Network costs \(C_N\): In power-demand routing the focus is also on optimizing network usage costs in the system. Obviously, network usage prices can vary with geographic location or with time in the same location. Each network usage cost of the server cluster \(j\) can be modeled by the following increasing function: \[ C^N_{j t_j}(x_{j t_j})\stackrel{\mathrm{def}}{=} x_{j t_j} \cdot \mathrm{price}^{N}_{j t_j}, \] where \(\mathrm{price}^{N}_{j t_j}\) is the price-per-\(request\) at a geographic location of cluster \(j\). Note that \(C^N_{j t_j}(x_{j t_j})\) is one of components of a vector of cost functions \(\mathbf{C}_{j t_j}(x_{j t_j})\) assigned to server cluster arc \((j,t_j)\) in the network flow model. Thus, the total network cost~\(C_N\) in the system is the sum of network usage costs of the clusters, \[ C_N(\mathbf{x})=\sum_{j=1}^n C^N_{j t_j}(x_{j t_j}), \; \mathbf{x}\in \mathbb{X}. \] For more realistic network usage cost functions see   : 1 .
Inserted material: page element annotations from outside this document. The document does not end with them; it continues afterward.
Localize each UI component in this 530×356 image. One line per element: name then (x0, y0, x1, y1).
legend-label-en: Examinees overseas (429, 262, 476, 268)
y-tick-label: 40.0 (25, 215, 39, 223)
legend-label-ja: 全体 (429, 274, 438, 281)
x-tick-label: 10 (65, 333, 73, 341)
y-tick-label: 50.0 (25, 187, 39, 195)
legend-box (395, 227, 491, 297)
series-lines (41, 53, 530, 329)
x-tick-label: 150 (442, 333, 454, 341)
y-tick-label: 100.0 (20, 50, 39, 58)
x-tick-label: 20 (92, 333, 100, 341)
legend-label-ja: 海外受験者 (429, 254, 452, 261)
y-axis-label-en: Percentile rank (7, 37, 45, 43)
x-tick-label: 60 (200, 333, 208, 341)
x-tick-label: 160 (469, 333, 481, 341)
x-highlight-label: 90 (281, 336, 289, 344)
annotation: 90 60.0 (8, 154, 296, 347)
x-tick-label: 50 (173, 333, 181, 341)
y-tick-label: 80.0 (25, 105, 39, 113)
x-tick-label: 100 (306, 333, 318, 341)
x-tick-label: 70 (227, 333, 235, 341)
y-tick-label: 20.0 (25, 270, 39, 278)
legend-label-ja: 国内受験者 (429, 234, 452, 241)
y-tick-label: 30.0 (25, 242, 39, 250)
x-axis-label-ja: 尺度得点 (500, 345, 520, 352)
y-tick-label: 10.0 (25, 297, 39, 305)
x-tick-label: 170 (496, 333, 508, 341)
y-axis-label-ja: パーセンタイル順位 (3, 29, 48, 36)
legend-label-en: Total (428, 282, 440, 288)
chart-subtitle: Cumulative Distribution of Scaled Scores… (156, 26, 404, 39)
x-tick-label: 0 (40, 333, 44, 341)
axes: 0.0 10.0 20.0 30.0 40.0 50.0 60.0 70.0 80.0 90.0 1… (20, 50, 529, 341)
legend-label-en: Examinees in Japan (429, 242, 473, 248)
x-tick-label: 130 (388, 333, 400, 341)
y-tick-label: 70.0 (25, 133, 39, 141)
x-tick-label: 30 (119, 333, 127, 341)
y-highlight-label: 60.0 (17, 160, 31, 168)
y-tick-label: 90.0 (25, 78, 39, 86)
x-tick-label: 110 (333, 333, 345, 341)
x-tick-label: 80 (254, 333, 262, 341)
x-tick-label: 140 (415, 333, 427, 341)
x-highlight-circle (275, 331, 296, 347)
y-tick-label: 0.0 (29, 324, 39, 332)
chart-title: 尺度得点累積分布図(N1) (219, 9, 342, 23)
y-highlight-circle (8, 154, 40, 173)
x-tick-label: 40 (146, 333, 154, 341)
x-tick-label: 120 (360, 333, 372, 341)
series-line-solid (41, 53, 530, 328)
System performance costs \(C_P\): The last criterion that one focuses on, during the course of the optimization process, is the criterion that expresses the system performance. Clearly, poor system performance causes a loss of revenue. A reasonable metric of system performance is end-to-end request latency. The end-to-end request latency is included in the network flow model by defining the average end-to-end request latency \(L_{\mathrm{ave}}\) over the system, i.e. \[ L_{\mathrm{ave}}(\mathbf{x})=\frac{1}{\sum_{i=1}^m r_{s_i}}\sum_{i=1}^m \sum_{j=1}^n x_{s_i j}l_{s_i j}(x_{j,t_j}). \] Two bounds are specified on the request latency in the system. The first one is the upper bound \(D_{\max}\) whose violating causes degrading the system performance and in the result, for example a loss of revenue. Hence, we arrive to the following constraint (see Constraints C4 and C5): \[ L_{\mathrm{ave}}(\mathbf{x})\leq D_{\max}. \] The second one is the lower bound \(D_{\min}\) on the request latency whose violating causes no additional utility to the system operators. Thus, we have the third component of the three component vector, namely: \[ C_N(\mathbf{x})=\max\{ 0, L_{\mathrm{ave}(\mathbf{x})}-D_{\min}\}, \; \mathbf{x}\in \mathbb{X}. \]

One can try to express \(C_N(\mathbf{x})\) in monetary units to tread the cost functions in the model equivalently.